Giving control of the Interior West’s salmon recovery to BPA and the Army Corps was like giving control of the nation’s drug rehab programs to meth cooks.

Good news is brewing that I’m not at liberty to speak of, yet. To drop a hint though: replacement of the lower Snake River dams’ worn-out turbines, over the next ten years, would cost at least $1.5 billion, far more than removal of the dams, and dam operations, sediment removal, lock repairs, and so on add more expense. It would be greatly to BPA’s financial benefit, and to the benefit of the families and businesses of the Northwest, to remove the lower Snake River dams now.

I’ll end with this: if Cormac McCarthy lived in Extirpation Country on the upper Snake or upper Columbia, the last paragraph of The Road might read like this:

Once there were wild salmon in these mountains. You could see them standing in the clear currents, the edges of their fins trembling in the flow. They were wounded silver; massive; muscular; torsional. They smelled of ocean in your hand. That uncontainable wildness. In every stream. On their sides gleamed maps of the seas in their becoming. On their backs, mazes of the ways by which they’d come. Maps and mazes of things which could not be put back. Not be made right again. In their high mountain birth houses all things hummed of mystery and all things were older than man.

Photo courtesy of Salmon: Running the Gauntlet

Celilo

Celilo Falls, 1900 (Benjamin Gifford photo)

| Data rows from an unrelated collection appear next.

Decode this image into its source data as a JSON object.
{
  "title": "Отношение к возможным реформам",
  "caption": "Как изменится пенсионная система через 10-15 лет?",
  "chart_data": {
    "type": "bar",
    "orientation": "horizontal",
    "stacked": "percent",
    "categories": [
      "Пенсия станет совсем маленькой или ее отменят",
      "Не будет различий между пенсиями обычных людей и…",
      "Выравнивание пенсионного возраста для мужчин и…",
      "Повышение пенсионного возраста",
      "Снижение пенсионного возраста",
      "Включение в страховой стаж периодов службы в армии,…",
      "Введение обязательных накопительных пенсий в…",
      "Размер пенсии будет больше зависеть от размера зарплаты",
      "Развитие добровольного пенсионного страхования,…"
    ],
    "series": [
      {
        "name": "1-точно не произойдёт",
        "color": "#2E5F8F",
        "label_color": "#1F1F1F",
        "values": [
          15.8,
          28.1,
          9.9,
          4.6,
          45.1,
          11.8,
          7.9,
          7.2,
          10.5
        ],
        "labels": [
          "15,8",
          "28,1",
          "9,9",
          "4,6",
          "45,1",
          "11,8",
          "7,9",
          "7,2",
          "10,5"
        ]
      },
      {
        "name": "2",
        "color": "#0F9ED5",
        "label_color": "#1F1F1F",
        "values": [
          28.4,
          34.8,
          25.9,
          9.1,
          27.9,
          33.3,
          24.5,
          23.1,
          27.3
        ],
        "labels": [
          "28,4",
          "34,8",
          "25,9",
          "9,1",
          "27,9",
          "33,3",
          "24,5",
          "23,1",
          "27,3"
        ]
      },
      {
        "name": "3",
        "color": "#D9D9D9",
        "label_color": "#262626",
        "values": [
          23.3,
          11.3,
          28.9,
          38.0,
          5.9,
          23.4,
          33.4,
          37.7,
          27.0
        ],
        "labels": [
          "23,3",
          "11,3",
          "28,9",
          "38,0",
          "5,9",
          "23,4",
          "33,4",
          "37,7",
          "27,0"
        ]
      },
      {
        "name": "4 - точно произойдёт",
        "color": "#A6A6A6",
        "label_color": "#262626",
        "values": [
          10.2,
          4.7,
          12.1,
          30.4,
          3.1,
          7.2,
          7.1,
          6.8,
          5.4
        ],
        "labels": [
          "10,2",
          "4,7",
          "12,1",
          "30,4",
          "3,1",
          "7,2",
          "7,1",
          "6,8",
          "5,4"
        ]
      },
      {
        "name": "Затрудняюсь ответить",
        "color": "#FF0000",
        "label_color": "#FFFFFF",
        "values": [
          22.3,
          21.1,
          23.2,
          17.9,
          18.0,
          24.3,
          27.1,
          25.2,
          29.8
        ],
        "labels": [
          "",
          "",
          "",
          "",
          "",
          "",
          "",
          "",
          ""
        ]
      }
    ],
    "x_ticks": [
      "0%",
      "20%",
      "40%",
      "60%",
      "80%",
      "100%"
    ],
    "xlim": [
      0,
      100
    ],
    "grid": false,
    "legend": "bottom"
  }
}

When I was four years old I stood at Celilo Falls in its last month above slackwater, feeling the dip net inside me spring to life, scoop down. The faces of those tribal fishermen; the oceanic roar so far from the sea: they wreck me still. When I was five I had my first close encounter with a big male coho in a ruined urban stream: his totem red, white and black face assails me still. When I was eight I hooked my first winter steelhead in a little tributary of the Clackamas. She exploded the creek and my heart both at once. It hurts, it hurts, it hurts to remember how much wild wealth and beauty and joy has been lost, diminished, unloved, destroyed. But when it’s the loving heart that hurts, I say, Let it. Mountains, broken and broken and broken again, become the pebbles of our beloved salmon’s birth houses. May our hearts be like the mountains.